Saturday 26 June 2021

'Whiskers' by Timothy Boudreau

 A Norelco electric razor, black plastic, with three floating silver heads. Jacob’s dad disassembled it, set the three heads on a paper towel, lifted each between forefinger and thumb to sweep out the leftover beard trimmings with a tiny brush, gently, lovingly, giving each silver head a final inspection, turning it toward the light, a puff of breath, before restoring them in the razor.
    “Can I try it Dad, please?”
    “You don’t have any whiskers yet Jacob.”
    When Jacob’s mother bought his father a new razor for Christmas—this one had an attachment for nose and ear hair—his dad gave Jacob the old one. “Here, you can save it until you need it,” giving him a look, “shouldn’t be more than a couple years.”

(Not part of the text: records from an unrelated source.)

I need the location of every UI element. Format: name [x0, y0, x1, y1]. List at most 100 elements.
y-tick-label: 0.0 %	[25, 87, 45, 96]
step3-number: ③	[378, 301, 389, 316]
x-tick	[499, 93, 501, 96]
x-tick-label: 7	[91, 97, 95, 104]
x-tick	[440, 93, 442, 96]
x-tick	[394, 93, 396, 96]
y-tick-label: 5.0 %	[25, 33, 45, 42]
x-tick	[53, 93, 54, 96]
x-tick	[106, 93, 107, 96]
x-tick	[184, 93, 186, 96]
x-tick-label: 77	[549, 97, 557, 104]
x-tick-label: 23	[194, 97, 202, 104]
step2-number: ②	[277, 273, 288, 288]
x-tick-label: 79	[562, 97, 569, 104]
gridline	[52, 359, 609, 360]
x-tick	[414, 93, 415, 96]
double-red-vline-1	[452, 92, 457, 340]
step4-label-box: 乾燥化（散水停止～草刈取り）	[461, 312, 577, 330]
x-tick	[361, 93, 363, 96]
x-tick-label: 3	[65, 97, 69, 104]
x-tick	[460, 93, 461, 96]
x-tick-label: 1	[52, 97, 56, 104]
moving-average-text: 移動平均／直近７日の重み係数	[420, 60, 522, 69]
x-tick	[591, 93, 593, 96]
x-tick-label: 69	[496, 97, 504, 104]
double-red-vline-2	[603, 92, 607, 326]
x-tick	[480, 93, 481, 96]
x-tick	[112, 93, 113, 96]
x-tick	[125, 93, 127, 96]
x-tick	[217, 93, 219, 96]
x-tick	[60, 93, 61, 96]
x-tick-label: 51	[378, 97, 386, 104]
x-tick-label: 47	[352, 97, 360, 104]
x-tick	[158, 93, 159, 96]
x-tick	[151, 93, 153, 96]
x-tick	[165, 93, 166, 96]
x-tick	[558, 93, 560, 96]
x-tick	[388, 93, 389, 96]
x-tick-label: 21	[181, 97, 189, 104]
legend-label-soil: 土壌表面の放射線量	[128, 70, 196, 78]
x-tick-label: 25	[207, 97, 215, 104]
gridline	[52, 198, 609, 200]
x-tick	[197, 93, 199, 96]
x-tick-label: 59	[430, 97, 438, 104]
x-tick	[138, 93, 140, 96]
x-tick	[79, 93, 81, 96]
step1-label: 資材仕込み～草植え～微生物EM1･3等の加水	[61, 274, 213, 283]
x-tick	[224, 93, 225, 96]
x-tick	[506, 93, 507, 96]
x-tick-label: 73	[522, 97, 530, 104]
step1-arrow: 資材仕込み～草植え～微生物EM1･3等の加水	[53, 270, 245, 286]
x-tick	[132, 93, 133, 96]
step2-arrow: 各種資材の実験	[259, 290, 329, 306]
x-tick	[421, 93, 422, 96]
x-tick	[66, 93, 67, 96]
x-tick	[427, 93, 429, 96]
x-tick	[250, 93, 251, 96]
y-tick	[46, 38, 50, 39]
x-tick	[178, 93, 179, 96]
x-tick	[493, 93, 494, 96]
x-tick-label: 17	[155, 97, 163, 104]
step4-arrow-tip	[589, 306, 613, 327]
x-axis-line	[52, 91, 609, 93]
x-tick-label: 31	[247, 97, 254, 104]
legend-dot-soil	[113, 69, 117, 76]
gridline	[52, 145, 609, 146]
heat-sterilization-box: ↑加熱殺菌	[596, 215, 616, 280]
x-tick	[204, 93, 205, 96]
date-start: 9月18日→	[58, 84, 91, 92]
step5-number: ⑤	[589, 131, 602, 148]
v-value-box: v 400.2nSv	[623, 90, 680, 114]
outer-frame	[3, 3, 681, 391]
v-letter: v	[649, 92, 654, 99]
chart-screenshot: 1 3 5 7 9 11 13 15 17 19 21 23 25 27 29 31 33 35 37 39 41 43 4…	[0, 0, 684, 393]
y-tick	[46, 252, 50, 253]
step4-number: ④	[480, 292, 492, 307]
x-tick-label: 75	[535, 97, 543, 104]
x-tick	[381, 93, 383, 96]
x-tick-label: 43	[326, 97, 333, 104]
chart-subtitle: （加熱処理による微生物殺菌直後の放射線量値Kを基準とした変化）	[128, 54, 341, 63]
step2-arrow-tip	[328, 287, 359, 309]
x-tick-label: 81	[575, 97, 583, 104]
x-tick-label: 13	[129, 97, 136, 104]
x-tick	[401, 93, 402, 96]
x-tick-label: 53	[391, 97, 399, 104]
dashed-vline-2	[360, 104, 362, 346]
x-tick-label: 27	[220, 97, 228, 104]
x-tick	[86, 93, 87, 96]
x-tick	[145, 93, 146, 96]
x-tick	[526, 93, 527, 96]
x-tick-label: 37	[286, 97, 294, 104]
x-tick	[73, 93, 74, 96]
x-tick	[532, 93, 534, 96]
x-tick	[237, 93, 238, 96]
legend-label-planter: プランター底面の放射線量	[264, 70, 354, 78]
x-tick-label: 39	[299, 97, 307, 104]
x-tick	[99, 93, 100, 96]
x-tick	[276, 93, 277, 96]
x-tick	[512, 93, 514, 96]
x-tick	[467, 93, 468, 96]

Jacob was nearly eighteen when the first random wispy strands of black sprouted out of his baby-smooth face. When his mom and stepdad were out, he sneaked the Norelco into the bathroom and plugged it in. Its buzz was louder than he expected, but as he passed it from chin to throat to cheek in slow circles the sensation was warm, a comfort. It still smelled like his dad—a combination of soap and aftershave, his dad’s pheromones. Jacob brought it back to his bedroom, and there before his mom and stepdad got home he cleaned it, sitting on his bed with paper towels and the little brush, zipping the razor back in its case before he heard the door swing open and the sickening sound of his stepdad calling to him up the stairs, “Hey Jake I brought your mother back safe and sound!” acting like he owned the place.